Of course the Herald Sun ran an article saying what a terrible thing it was to educate 14 year olds about going to nightclubs and how it would lead to the corruption of Melbourne’s youth. They said we were trying to groom young people into drinking and going to nightclubs!  If I’m trying to convert 14 year olds school kids into clients that means I’m waiting five years to get them in the door. That’s a very bad business model.  Even the school kids would be able to see through that – an experienced journalist couldn’t.

You need to get to kid’s early to explain the pitfalls in nightclubbing. On the other hand this is really a course in how to have a really good time at a club as opposed to a bad one and potentially getting expelled from them. In a survey I did of these kids, a large number of them said they started experimenting with drugs at 12 – 13 years.
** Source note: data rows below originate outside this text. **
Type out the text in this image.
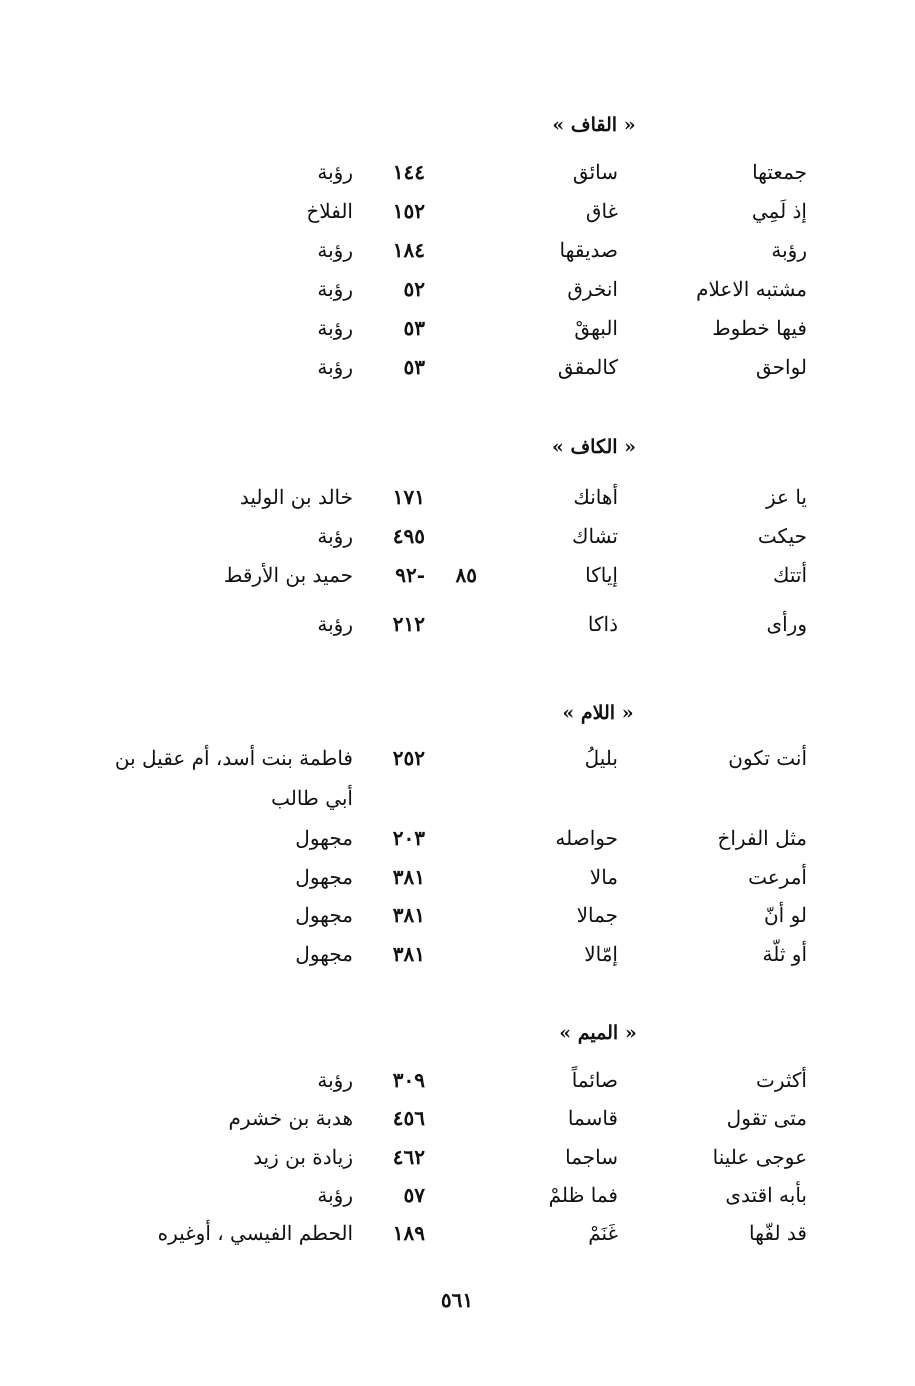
« القاف »
جمعتها
سائق
١٤٤
رؤبة
إذ لَمِي
غاق
١٥٢
الفلاخ
رؤبة
صديقها
١٨٤
رؤبة
مشتبه الاعلام
انخرق
٥٢
رؤبة
فيها خطوط
البهقْ
٥٣
رؤبة
لواحق
كالمقق
٥٣
رؤبة
« الكاف »
يا عز
أهانك
١٧١
خالد بن الوليد
حيكت
تشاك
٤٩٥
رؤبة
أتتك
إياكا
٨٥
-٩٢
حميد بن الأرقط
ورأى
ذاكا
٢١٢
رؤبة
« اللام »
أنت تكون
بليلُ
٢٥٢
فاطمة بنت أسد، أم عقيل بن أبي طالب
مثل الفراخ
حواصله
٢٠٣
مجهول
أمرعت
مالا
٣٨١
مجهول
لو أنّ
جمالا
٣٨١
مجهول
أو ثلّة
إمّالا
٣٨١
مجهول
« الميم »
أكثرت
صائماً
٣٠٩
رؤبة
متى تقول
قاسما
٤٥٦
هدبة بن خشرم
عوجى علينا
ساجما
٤٦٢
زيادة بن زيد
بأبه اقتدى
فما ظلمْ
٥٧
رؤبة
قد لفّها
غَنَمْ
١٨٩
الحطم الفيسي ، أوغيره
٥٦١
So we’ve done a couple of pilot projects now. A school principal called me yesterday and they want me to roll out the program for their year 10 curriculum. They have had drug and alcohol education at the school but they found that many of the kids got bored. When they come to the nightclub venue we send them back on a party bus with music where they do a post-experience questionnaire while they are still really engaged.

I did speak to the education dept about it a while ago and got a pretty negative response. However Nick Wakeling MP did support it and we’ve done three pilot projects now.
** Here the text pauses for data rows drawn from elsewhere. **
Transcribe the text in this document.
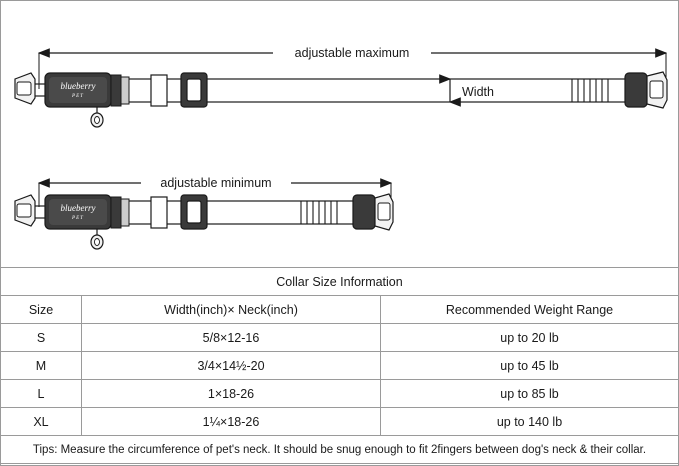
adjustable maximum
blueberry
PET	Width
adjustable minimum
blueberry
PET
Collar Size Information		
Size	Width(inch)× Neck(inch)	Recommended Weight Range
S	5/8×12-16	up to 20 lb
M	3/4×14½-20	up to 45 lb
L	1×18-26	up to 85 lb
XL	1¼×18-26	up to 140 lb
Tips: Measure the circumference of pet's neck. It should be snug enough to fit 2fingers between dog's neck & their collar.		
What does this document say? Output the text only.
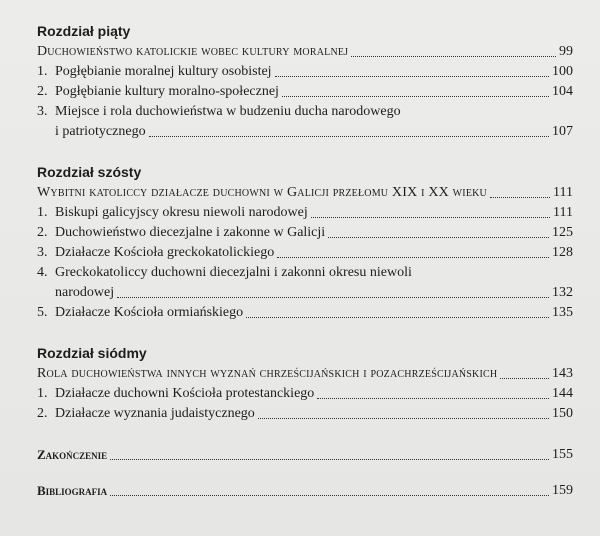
Rozdział piąty
Duchowieństwo katolickie wobec kultury moralnej	99
1. Pogłębianie moralnej kultury osobistej	100
2. Pogłębianie kultury moralno-społecznej	104
3. Miejsce i rola duchowieństwa w budzeniu ducha narodowego
i patriotycznego	107
Rozdział szósty
Wybitni katoliccy działacze duchowni w Galicji przełomu XIX i XX wieku	111
1. Biskupi galicyjscy okresu niewoli narodowej	111
2. Duchowieństwo diecezjalne i zakonne w Galicji	125
3. Działacze Kościoła greckokatolickiego	128
4. Greckokatoliccy duchowni diecezjalni i zakonni okresu niewoli
narodowej	132
5. Działacze Kościoła ormiańskiego	135
Rozdział siódmy
Rola duchowieństwa innych wyznań chrześcijańskich i pozachrześcijańskich	143
1. Działacze duchowni Kościoła protestanckiego	144
2. Działacze wyznania judaistycznego	150
Zakończenie	155
Bibliografia	159
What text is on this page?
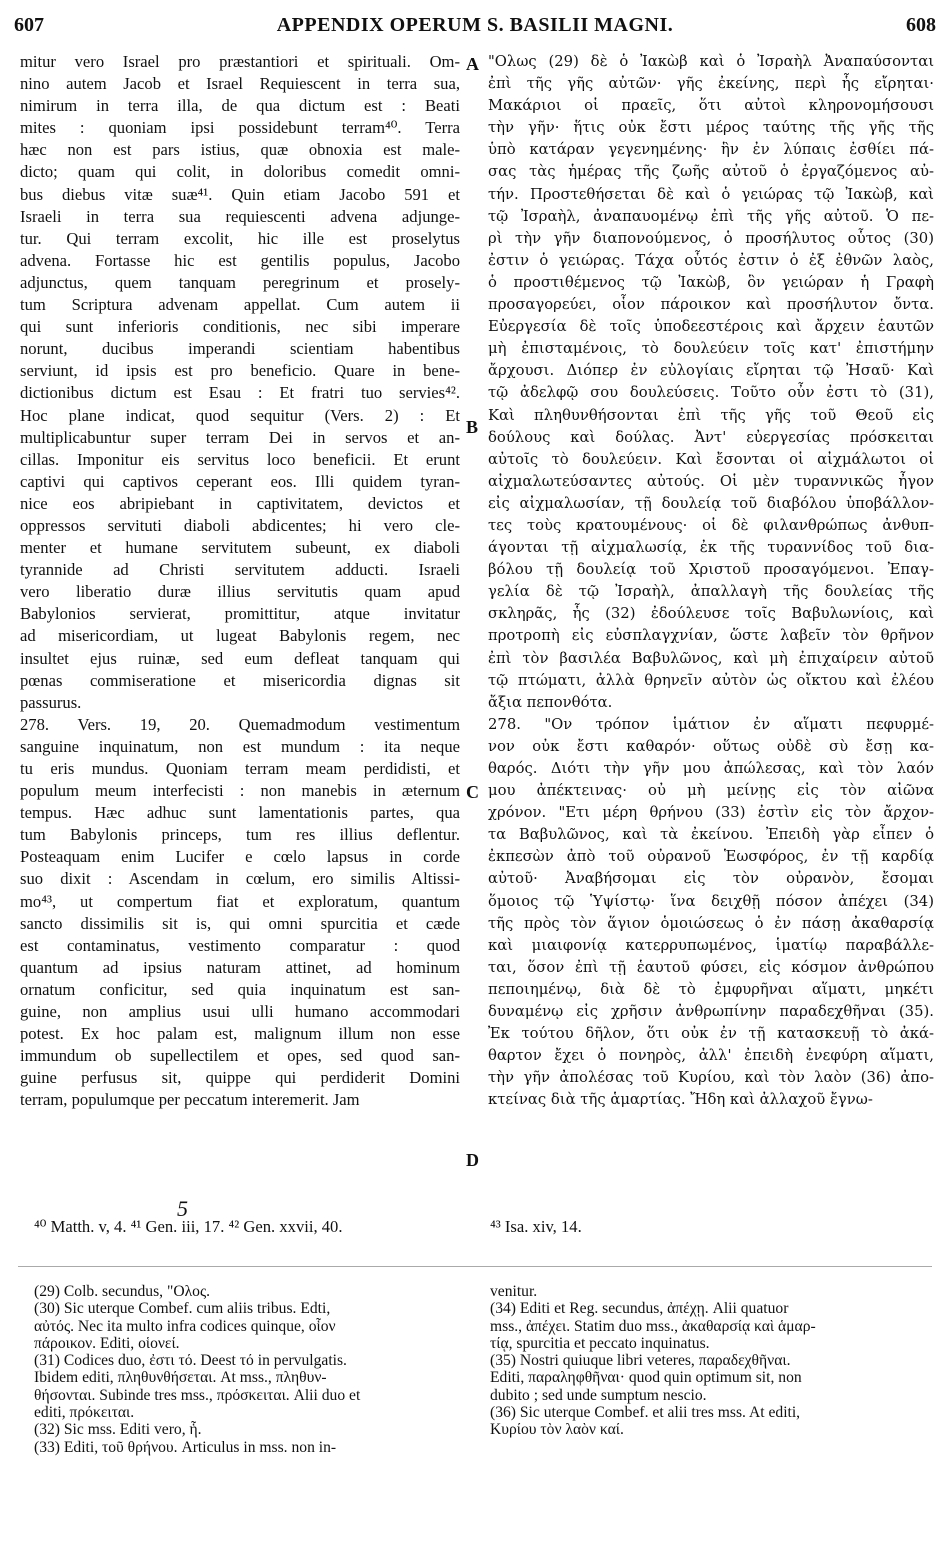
607	APPENDIX OPERUM S. BASILII MAGNI.	608
mitur vero Israel pro præstantiori et spirituali. Om-
nino autem Jacob et Israel Requiescent in terra sua,
nimirum in terra illa, de qua dictum est : Beati
mites : quoniam ipsi possidebunt terram⁴⁰. Terra
hæc non est pars istius, quæ obnoxia est male-
dicto; quam qui colit, in doloribus comedit omni-
bus diebus vitæ suæ⁴¹. Quin etiam Jacobo 591 et
Israeli in terra sua requiescenti advena adjunge-
tur. Qui terram excolit, hic ille est proselytus
advena. Fortasse hic est gentilis populus, Jacobo
adjunctus, quem tanquam peregrinum et prosely-
tum Scriptura advenam appellat. Cum autem ii
qui sunt inferioris conditionis, nec sibi imperare
norunt, ducibus imperandi scientiam habentibus
serviunt, id ipsis est pro beneficio. Quare in bene-
dictionibus dictum est Esau : Et fratri tuo servies⁴².
Hoc plane indicat, quod sequitur (Vers. 2) : Et
multiplicabuntur super terram Dei in servos et an-
cillas. Imponitur eis servitus loco beneficii. Et erunt
captivi qui captivos ceperant eos. Illi quidem tyran-
nice eos abripiebant in captivitatem, devictos et
oppressos servituti diaboli abdicentes; hi vero cle-
menter et humane servitutem subeunt, ex diaboli
tyrannide ad Christi servitutem adducti. Israeli
vero liberatio duræ illius servitutis quam apud
Babylonios servierat, promittitur, atque invitatur
ad misericordiam, ut lugeat Babylonis regem, nec
insultet ejus ruinæ, sed eum defleat tanquam qui
pœnas commiseratione et misericordia dignas sit
passurus.
278. Vers. 19, 20. Quemadmodum vestimentum
sanguine inquinatum, non est mundum : ita neque
tu eris mundus. Quoniam terram meam perdidisti, et
populum meum interfecisti : non manebis in æternum
tempus. Hæc adhuc sunt lamentationis partes, qua
tum Babylonis princeps, tum res illius deflentur.
Posteaquam enim Lucifer e cœlo lapsus in corde
suo dixit : Ascendam in cœlum, ero similis Altissi-
mo⁴³, ut compertum fiat et exploratum, quantum
sancto dissimilis sit is, qui omni spurcitia et cæde
est contaminatus, vestimento comparatur : quod
quantum ad ipsius naturam attinet, ad hominum
ornatum conficitur, sed quia inquinatum est san-
guine, non amplius usui ulli humano accommodari
potest. Ex hoc palam est, malignum illum non esse
immundum ob supellectilem et opes, sed quod san-
guine perfusus sit, quippe qui perdiderit Domini
terram, populumque per peccatum interemerit. Jam
"Ολως (29) δὲ ὁ Ἰακὼβ καὶ ὁ Ἰσραὴλ Ἀναπαύσονται
ἐπὶ τῆς γῆς αὐτῶν· γῆς ἐκείνης, περὶ ἧς εἴρηται·
Μακάριοι οἱ πραεῖς, ὅτι αὐτοὶ κληρονομήσουσι
τὴν γῆν· ἥτις οὐκ ἔστι μέρος ταύτης τῆς γῆς τῆς
ὑπὸ κατάραν γεγενημένης· ἣν ἐν λύπαις ἐσθίει πά-
σας τὰς ἡμέρας τῆς ζωῆς αὐτοῦ ὁ ἐργαζόμενος αὐ-
τήν. Προστεθήσεται δὲ καὶ ὁ γειώρας τῷ Ἰακὼβ, καὶ
τῷ Ἰσραὴλ, ἀναπαυομένῳ ἐπὶ τῆς γῆς αὐτοῦ. Ὁ πε-
ρὶ τὴν γῆν διαπονούμενος, ὁ προσήλυτος οὗτος (30)
ἐστιν ὁ γειώρας. Τάχα οὗτός ἐστιν ὁ ἐξ ἐθνῶν λαὸς,
ὁ προστιθέμενος τῷ Ἰακὼβ, ὃν γειώραν ἡ Γραφὴ
προσαγορεύει, οἷον πάροικον καὶ προσήλυτον ὄντα.
Εὐεργεσία δὲ τοῖς ὑποδεεστέροις καὶ ἄρχειν ἑαυτῶν
μὴ ἐπισταμένοις, τὸ δουλεύειν τοῖς κατ' ἐπιστήμην
ἄρχουσι. Διόπερ ἐν εὐλογίαις εἴρηται τῷ Ἠσαῦ· Καὶ
τῷ ἀδελφῷ σου δουλεύσεις. Τοῦτο οὖν ἐστι τὸ (31),
Καὶ πληθυνθήσονται ἐπὶ τῆς γῆς τοῦ Θεοῦ εἰς
δούλους καὶ δούλας. Ἀντ' εὐεργεσίας πρόσκειται
αὐτοῖς τὸ δουλεύειν. Καὶ ἔσονται οἱ αἰχμάλωτοι οἱ
αἰχμαλωτεύσαντες αὐτούς. Οἱ μὲν τυραννικῶς ἦγον
εἰς αἰχμαλωσίαν, τῇ δουλείᾳ τοῦ διαβόλου ὑποβάλλον-
τες τοὺς κρατουμένους· οἱ δὲ φιλανθρώπως ἀνθυπ-
άγονται τῇ αἰχμαλωσίᾳ, ἐκ τῆς τυραννίδος τοῦ δια-
βόλου τῇ δουλείᾳ τοῦ Χριστοῦ προσαγόμενοι. Ἐπαγ-
γελία δὲ τῷ Ἰσραὴλ, ἀπαλλαγὴ τῆς δουλείας τῆς
σκληρᾶς, ἧς (32) ἐδούλευσε τοῖς Βαβυλωνίοις, καὶ
προτροπὴ εἰς εὐσπλαγχνίαν, ὥστε λαβεῖν τὸν θρῆνον
ἐπὶ τὸν βασιλέα Βαβυλῶνος, καὶ μὴ ἐπιχαίρειν αὐτοῦ
τῷ πτώματι, ἀλλὰ θρηνεῖν αὐτὸν ὡς οἴκτου καὶ ἐλέου
ἄξια πεπονθότα.
278. "Ον τρόπον ἱμάτιον ἐν αἵματι πεφυρμέ-
νον οὐκ ἔστι καθαρόν· οὕτως οὐδὲ σὺ ἔσῃ κα-
θαρός. Διότι τὴν γῆν μου ἀπώλεσας, καὶ τὸν λαόν
μου ἀπέκτεινας· οὐ μὴ μείνῃς εἰς τὸν αἰῶνα
χρόνον. "Ετι μέρη θρήνου (33) ἐστὶν εἰς τὸν ἄρχον-
τα Βαβυλῶνος, καὶ τὰ ἐκείνου. Ἐπειδὴ γὰρ εἶπεν ὁ
ἐκπεσὼν ἀπὸ τοῦ οὐρανοῦ Ἑωσφόρος, ἐν τῇ καρδίᾳ
αὐτοῦ· Ἀναβήσομαι εἰς τὸν οὐρανὸν, ἔσομαι
ὅμοιος τῷ Ὑψίστῳ· ἵνα δειχθῇ πόσον ἀπέχει (34)
τῆς πρὸς τὸν ἅγιον ὁμοιώσεως ὁ ἐν πάσῃ ἀκαθαρσίᾳ
καὶ μιαιφονίᾳ κατερρυπωμένος, ἱματίῳ παραβάλλε-
ται, ὅσον ἐπὶ τῇ ἑαυτοῦ φύσει, εἰς κόσμον ἀνθρώπου
πεποιημένῳ, διὰ δὲ τὸ ἐμφυρῆναι αἵματι, μηκέτι
δυναμένῳ εἰς χρῆσιν ἀνθρωπίνην παραδεχθῆναι (35).
Ἐκ τούτου δῆλον, ὅτι οὐκ ἐν τῇ κατασκευῇ τὸ ἀκά-
θαρτον ἔχει ὁ πονηρὸς, ἀλλ' ἐπειδὴ ἐνεφύρη αἵματι,
τὴν γῆν ἀπολέσας τοῦ Κυρίου, καὶ τὸν λαὸν (36) ἀπο-
κτείνας διὰ τῆς ἁμαρτίας. Ἤδη καὶ ἀλλαχοῦ ἔγνω-
A
B
C
D
5
⁴⁰ Matth. v, 4. ⁴¹ Gen. iii, 17. ⁴² Gen. xxvii, 40.	⁴³ Isa. xiv, 14.
(29) Colb. secundus, "Ολος.
(30) Sic uterque Combef. cum aliis tribus. Edti,
αὐτός. Nec ita multo infra codices quinque, οἷον
πάροικον. Editi, οἱονεί.
(31) Codices duo, ἐστι τό. Deest τό in pervulgatis.
Ibidem editi, πληθυνθήσεται. At mss., πληθυν-
θήσονται. Subinde tres mss., πρόσκειται. Alii duo et
editi, πρόκειται.
(32) Sic mss. Editi vero, ἧ.
(33) Editi, τοῦ θρήνου. Articulus in mss. non in-
venitur.
(34) Editi et Reg. secundus, ἀπέχῃ. Alii quatuor
mss., ἀπέχει. Statim duo mss., ἀκαθαρσίᾳ καὶ ἁμαρ-
τίᾳ, spurcitia et peccato inquinatus.
(35) Nostri quiuque libri veteres, παραδεχθῆναι.
Editi, παραληφθῆναι· quod quin optimum sit, non
dubito ; sed unde sumptum nescio.
(36) Sic uterque Combef. et alii tres mss. At editi,
Κυρίου τὸν λαὸν καί.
Do nightclubs have a unique way of socialising people ?

We only exist because there is a demand. We are here because people want nightclubs. The DJs aren’t playing 60s rock …they’re playing the music that young people want. They’re all on Snapchat and Instagram and they all learn the latest dance moves online and then come here to show them off as well as meeting new people. This is a controlled environment with trained staff and monitors, people trained in first aid and CCTV footage. We have seven layers of authority coming in here to check our compliance with a whole host of standards… seven!!!

And we pay massive fees and taxes. We pay tax on alcohol, our licence fees, rates and rent. So government and big business do well out of us. The problem is that many of the venues are being bought up by developers for units because high-rise units offer them the best return. All you can run in this sort of landscape is small bars and so then you turn the precinct into a place for bar-hopping with one big casino at the end of it.

We’re losing the things that used to make Melbourne unique. We want to be a 24 hour city but this way is not going to achieve that. We’re already losing the corner pubs because the land they’re on makes for good high-rise apartments. We’re victims of our own success in a way. The developers have worked that out. No one wanted to come into the city years ago so we made it vibrant and everyone wanted to come and now we’re making it into a place for high-rise housing where people want to go to bed at 10 o’clock and don’t want any noise after that.